Er:YAG laser ablation of epiretinal membranes in perfluorocarbon fluid-filled eyeballs: a preliminary report

Abstract

Purpose: The Er:YAG laser emitting radiation at a wavelength of 2.94 micrometer has been shown to produce precise tissue ablation because of the high water absorption at this wavelength. These studies evaluated the effects of the Er:YAG laser on pig retina utilizing a perfluoro-carbon/retina interphase with the goal to precisely ablate epiretinal membranes.

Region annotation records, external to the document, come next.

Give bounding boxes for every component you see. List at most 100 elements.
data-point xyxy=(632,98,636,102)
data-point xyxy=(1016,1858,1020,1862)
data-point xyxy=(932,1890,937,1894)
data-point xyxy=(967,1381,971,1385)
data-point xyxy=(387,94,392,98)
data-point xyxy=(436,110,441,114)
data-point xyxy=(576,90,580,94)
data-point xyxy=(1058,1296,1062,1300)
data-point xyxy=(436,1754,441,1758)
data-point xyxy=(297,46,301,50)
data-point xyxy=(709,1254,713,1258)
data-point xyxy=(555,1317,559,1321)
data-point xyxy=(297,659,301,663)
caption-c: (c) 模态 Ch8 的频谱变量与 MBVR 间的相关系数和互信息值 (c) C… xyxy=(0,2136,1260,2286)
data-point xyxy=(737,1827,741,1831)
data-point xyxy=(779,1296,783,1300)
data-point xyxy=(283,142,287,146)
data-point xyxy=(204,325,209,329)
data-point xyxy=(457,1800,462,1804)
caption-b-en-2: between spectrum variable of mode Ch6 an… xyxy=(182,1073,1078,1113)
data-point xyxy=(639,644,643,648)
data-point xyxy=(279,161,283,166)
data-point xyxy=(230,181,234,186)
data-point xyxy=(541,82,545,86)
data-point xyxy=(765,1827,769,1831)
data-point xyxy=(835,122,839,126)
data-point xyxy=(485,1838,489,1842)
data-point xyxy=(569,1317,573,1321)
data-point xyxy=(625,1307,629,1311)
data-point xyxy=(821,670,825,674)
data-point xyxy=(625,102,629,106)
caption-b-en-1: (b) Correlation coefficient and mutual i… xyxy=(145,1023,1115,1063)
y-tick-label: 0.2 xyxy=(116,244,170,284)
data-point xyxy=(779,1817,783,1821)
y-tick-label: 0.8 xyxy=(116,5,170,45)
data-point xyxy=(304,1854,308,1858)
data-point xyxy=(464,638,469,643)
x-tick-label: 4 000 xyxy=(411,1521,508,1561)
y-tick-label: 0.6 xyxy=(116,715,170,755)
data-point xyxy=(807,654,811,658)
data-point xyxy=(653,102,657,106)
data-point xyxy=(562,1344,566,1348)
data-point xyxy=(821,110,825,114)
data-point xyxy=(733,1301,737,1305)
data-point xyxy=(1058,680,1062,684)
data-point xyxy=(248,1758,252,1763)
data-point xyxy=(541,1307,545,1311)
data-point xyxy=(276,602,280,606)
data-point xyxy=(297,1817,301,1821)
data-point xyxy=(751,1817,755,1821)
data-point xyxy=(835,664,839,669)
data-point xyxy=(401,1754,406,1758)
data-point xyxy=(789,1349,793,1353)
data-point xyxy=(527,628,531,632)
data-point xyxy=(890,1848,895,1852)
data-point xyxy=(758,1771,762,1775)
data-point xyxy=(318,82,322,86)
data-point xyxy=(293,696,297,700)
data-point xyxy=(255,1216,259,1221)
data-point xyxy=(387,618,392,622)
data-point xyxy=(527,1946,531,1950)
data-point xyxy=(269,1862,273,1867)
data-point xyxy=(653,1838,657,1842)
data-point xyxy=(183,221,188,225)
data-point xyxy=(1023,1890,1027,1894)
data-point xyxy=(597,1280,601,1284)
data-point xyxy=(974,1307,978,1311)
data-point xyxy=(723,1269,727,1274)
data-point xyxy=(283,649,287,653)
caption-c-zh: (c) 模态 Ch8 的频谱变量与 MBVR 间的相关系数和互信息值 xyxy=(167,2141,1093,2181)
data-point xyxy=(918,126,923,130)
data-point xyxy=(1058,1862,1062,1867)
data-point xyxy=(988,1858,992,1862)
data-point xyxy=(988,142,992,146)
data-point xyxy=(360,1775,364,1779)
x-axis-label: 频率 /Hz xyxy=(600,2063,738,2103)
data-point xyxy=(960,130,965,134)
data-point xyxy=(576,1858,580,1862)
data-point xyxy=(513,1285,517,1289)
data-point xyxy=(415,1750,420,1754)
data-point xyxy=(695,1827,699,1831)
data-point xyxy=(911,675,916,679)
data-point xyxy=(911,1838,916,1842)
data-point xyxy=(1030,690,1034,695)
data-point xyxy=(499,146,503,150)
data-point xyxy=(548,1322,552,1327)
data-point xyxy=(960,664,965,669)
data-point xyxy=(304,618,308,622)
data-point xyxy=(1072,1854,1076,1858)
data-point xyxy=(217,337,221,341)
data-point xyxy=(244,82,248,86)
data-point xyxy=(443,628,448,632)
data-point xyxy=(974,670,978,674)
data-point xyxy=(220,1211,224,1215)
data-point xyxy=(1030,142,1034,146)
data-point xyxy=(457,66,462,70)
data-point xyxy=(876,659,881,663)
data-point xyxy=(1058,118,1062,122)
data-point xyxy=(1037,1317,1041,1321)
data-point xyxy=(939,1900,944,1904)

Method: Various laser pulse energies were applied to the surface of pig retinas in perfluorocarbon filled enucleated eyes using a specially designed rotating sample holder. Free running ((tau) equals 250 microseconds) Er:YAG laser pulses were transmitted through a zirconium fluoride (ZrF 4 ) fiber guarded by a low OH-quartz fiber at its distal tip. The tip diameters measured 400 micrometers and 1 mm. The fiber probe was elevated 1 mm above the retinal surface. The laser energy was applied in a systematic fashion while alternating energy settings and probe diameters. Radiant exposures were set to 1 J/cm 2 , 3 J/cm 2 , 5 J/cm 2 , and 10 J/cm 2 . Results: Eight of ten eyes were treated with concentric circles of 3.5 mm, 6.5 mm, and 9.5 mm radius. The remaining two eyes were treated with a hand held probe. Tissue ablation increased with radiant exposure in a linear fashion. At a radiant exposure of 1 J/cm 2 , tissue ablation was minimal with a maximum tissue ablation depth of 10 micrometers and minimal thermal damage to adjacent tissue. A radiant exposure of 10 J/cm 2 produced an ablation depth of 30 - 50 micrometers. As the ablation was performed under perfluorcarbon fluid, used as transmitting medium, no laser- induced pressure transients have been measured. Conclusion: The Er:YAG laser in combination with perfluorocarbon fluid produced precise and homogeneous tissue ablation of the pig retina. Such precise tissue ablation needs to be achieved in order to safely ablate epiretinal membranes in close proximity to the retina surface. Further in-vivo experiments will be done to examine the functionality of the retina after laser treatment.